When you can’t use spectroscopy to see stars, you need other ways of making them visible. Viewing them in the infrared gave Wolf-Chase and her team the opportunity to figure out what exactly yellowballs were made of and why they were even there. Most of them are hiding smaller stars, not gargantuan bodies that can grow up to ten times the mass of our Sun. However, different colors seen in what she calls “broadband” infrared observations, which can can give away those that are associated with more massive stars or certain nebulae, as well as other properties that are otherwise undetectable.

“We have intriguing evidence that yellowball colors are different depending upon physical properties like mass, luminosity, and age of these star-forming regions,” she said. “So far, we've analyzed about one-tenth of all the yellowballs that were identified by citizen scientists.”

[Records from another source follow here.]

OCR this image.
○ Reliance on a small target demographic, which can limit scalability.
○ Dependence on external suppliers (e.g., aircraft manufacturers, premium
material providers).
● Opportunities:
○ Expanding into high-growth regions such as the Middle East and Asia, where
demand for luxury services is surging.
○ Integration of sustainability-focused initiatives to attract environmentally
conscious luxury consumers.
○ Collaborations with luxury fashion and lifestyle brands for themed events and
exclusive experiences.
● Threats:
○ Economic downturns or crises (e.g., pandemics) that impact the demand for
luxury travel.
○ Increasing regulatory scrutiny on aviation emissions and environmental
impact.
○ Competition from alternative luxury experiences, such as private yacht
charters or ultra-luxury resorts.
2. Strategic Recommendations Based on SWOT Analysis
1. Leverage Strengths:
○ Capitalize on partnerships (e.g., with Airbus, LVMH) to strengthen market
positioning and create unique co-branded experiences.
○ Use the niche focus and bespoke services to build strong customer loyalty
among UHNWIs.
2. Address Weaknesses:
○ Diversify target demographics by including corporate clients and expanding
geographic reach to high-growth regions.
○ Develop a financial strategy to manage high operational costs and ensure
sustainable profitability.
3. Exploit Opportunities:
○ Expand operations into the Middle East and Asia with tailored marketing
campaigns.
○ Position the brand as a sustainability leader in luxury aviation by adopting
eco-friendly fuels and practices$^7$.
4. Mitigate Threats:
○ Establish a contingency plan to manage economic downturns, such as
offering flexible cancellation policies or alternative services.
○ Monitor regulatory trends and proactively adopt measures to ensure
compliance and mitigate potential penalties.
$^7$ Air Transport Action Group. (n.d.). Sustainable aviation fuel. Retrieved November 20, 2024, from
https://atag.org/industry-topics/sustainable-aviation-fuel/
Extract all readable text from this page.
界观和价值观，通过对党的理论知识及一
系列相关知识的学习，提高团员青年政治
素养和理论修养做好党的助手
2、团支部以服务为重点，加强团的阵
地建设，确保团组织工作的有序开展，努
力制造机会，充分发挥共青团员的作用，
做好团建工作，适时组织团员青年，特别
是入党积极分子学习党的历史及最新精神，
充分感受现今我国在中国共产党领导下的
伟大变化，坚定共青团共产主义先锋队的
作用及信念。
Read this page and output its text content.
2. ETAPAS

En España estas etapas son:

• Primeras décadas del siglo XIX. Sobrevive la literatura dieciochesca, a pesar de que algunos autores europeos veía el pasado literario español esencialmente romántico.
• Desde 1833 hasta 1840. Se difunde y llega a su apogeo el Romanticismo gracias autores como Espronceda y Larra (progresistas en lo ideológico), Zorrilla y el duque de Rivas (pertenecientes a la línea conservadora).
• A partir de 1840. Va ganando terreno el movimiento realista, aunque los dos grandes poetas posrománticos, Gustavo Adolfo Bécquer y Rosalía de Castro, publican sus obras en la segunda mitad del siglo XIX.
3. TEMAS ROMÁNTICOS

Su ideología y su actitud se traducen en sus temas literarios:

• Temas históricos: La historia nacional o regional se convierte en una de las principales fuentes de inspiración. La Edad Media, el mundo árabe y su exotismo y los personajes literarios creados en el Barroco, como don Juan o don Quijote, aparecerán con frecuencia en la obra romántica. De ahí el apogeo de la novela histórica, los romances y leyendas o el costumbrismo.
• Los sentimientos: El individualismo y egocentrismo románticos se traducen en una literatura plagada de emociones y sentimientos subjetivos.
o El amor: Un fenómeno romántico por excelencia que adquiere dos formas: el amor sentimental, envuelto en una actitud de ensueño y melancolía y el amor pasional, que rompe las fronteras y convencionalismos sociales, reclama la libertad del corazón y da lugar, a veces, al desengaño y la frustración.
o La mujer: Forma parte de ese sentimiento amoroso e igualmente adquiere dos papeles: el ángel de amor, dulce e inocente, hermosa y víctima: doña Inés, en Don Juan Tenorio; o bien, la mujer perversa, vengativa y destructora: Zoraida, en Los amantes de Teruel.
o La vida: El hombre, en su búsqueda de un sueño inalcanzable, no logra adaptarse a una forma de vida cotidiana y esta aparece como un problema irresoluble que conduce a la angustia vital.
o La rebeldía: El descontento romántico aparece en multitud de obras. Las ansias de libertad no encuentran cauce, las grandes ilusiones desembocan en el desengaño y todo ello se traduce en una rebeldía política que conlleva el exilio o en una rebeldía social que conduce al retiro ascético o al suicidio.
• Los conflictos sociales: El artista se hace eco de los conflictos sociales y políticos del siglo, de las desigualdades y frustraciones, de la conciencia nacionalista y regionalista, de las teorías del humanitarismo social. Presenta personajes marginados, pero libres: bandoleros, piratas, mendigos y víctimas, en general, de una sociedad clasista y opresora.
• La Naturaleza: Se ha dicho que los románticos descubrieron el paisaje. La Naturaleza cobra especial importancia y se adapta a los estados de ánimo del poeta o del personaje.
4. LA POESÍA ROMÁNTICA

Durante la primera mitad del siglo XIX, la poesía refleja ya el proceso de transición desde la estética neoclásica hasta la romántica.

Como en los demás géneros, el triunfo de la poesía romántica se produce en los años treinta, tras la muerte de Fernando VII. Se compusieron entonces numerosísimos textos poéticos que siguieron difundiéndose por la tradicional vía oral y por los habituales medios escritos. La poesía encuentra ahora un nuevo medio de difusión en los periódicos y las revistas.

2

Massive stars that come out of in protoclusters have enough stellar wind power and UV radiation to blow up their surroundings into “bubbles” that can be tens of light-years across. That doesn’t sound so far, but if it takes an entire decade to travel across an expanse at the speed of light, no hypothetical spaceship (which would be much slower than that outside the realm of Star Trek) would make it in a human lifetime. Even regions of less impressive stars can form some otherworldly nebulae. It was nearly impossible to get an idea of what was happening in these star clusters before because there was no sample large or consistent enough to go off of.

With so many yellowballs showing where the proto-stars are, scientists can now compare those that birth more massive stars to those that birth less massive stars and also watch new nebulae come into being. Monster stars face a doom that ultimately feeds their future successors. They are so huge that they can only stay alive for a few million years before they exhaust all their hydrogen by turning it into helium through nuclear fusion and then go supernova. Heavy metals scattered everywhere by a supernova can be re-incorporated into new stars and planets.

“There's evidence our Solar System formed in the company of massive stars,” Wolf-Chase said. “Something we want to find out is how the end products of star (and planet) formation influenced by their birth environments.”

Some of the stardust in our own veins might be from a supernova. In a way, we, too, are born from stars.